The 36 input nodes are fed the 30 attributes from the 3 cell samples per tumor along with the aforementioned 6 zero inputs as a padding for proposed future classification using image processing techniques via a convolutional neural network approach. The system will output two nodes which will be used for softmax classification. The softmax output is based upon the two classes of cancer presented here, including Benign and Malignant. This predicted output is then compared against one-hot encoded training target data.

Implementation

This initial implementation utilized a learning rate of 0.03 and was trained in 100 epoch. All weights and biases are initially created using automatically generated a Tensorflow random normal number generation method. An Adam optimization algorithm was utilized instead of a Gradient Descent algorithm. This was done by recommendation of multiple machine learning forums and blogs, such as machinelearningmastery.com. In practice, it is incredibly effective.

Final Results

After 60,000 epoch, the final model converges to approximately 98.57% accuracy at classifying whether the input data corresponds to breast cancer that is malignant or benign. This model used a learning rate base decay of 96% every 100 epoch, the Adam Optimization algorithm, and an initial learning rate of 0.1%. Given better end conditions, this resulting model could be trained significantly faster.

Conclusion

This project presents multiple iterations of a multi-layered neural network to classify breast cancer cells as either malignant or benign. For training, 499 records out of the total 569 records of breast cancer cell attributes were used. The remaining 70 records were used as testing data. In order to reach a sufficiently high level of accuracy, the model was adapted over a number of iterations, with each iteration attempting to resolve issues with the previous model.

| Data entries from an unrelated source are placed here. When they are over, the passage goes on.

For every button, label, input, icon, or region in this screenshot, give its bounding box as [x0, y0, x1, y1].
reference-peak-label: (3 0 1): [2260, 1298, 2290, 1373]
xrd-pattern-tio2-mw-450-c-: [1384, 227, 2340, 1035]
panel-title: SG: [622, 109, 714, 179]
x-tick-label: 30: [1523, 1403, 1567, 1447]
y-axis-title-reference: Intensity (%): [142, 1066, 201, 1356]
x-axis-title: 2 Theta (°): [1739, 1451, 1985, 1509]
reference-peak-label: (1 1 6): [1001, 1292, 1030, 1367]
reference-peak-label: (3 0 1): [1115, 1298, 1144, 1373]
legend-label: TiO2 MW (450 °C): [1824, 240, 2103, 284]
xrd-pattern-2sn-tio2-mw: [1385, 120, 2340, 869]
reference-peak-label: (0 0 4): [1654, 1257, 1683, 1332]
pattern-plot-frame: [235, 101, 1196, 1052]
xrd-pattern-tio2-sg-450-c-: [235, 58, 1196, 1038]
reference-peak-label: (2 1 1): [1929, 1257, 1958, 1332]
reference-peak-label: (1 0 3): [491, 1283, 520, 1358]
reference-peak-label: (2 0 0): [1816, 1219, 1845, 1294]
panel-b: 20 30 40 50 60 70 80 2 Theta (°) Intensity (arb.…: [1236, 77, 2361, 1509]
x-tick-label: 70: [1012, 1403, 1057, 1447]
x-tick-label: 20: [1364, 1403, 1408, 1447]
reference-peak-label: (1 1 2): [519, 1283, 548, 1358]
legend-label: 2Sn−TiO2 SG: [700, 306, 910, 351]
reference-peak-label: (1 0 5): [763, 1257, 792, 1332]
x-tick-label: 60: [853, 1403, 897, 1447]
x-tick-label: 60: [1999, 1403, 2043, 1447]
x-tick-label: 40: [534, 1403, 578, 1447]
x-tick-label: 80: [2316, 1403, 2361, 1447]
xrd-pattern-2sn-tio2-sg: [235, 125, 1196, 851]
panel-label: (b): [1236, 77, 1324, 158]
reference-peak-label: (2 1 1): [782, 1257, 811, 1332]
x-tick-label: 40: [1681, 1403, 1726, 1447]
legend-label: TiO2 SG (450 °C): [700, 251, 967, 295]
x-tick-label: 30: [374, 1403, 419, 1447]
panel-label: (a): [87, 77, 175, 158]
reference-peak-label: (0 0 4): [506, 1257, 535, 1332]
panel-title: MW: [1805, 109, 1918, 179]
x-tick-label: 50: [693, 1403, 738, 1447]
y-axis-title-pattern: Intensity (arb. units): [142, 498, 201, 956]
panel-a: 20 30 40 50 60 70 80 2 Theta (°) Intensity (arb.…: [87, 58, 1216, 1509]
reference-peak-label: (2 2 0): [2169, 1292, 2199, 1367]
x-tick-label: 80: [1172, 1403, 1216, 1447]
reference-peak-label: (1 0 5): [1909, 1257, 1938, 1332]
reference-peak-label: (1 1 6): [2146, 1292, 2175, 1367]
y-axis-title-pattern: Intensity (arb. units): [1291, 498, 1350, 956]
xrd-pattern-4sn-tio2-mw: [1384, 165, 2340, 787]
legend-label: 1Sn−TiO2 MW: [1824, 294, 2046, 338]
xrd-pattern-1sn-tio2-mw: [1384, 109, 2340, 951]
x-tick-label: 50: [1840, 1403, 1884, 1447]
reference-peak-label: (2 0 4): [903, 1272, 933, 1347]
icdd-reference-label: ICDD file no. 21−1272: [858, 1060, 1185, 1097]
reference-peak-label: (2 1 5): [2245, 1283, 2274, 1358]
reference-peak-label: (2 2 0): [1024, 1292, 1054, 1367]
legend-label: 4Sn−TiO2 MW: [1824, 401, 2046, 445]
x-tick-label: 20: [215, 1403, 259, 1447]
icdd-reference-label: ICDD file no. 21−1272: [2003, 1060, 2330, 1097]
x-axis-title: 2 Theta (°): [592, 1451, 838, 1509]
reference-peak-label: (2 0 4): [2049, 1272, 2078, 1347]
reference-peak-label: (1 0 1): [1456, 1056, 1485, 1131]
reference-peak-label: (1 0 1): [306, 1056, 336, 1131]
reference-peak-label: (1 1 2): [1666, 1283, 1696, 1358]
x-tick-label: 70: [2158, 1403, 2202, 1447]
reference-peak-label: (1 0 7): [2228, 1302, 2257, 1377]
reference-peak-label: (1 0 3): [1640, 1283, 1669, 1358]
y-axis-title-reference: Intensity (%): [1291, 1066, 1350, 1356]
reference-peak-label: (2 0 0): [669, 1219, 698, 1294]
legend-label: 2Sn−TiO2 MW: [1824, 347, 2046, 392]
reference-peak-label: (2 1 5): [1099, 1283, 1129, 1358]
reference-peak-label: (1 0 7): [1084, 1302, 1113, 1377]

For all of these iterations, the final iteration with an exponentially decaying learning rate and a much higher training time presented the highest accuracy at roughly 98.57% accuracy. These iterations present many lessons to be learned from. For instance, the usefulness of simply increasing the training time falls off. Even a small learning rate eventually will result in an overshooting problem. An exponentially decaying learning rate seems to solve both of these issues, but the rate of decay and the initial learning rate may need to be adjusted too. Still, this dynamic learning rate provides a rather simple solution to a common problem.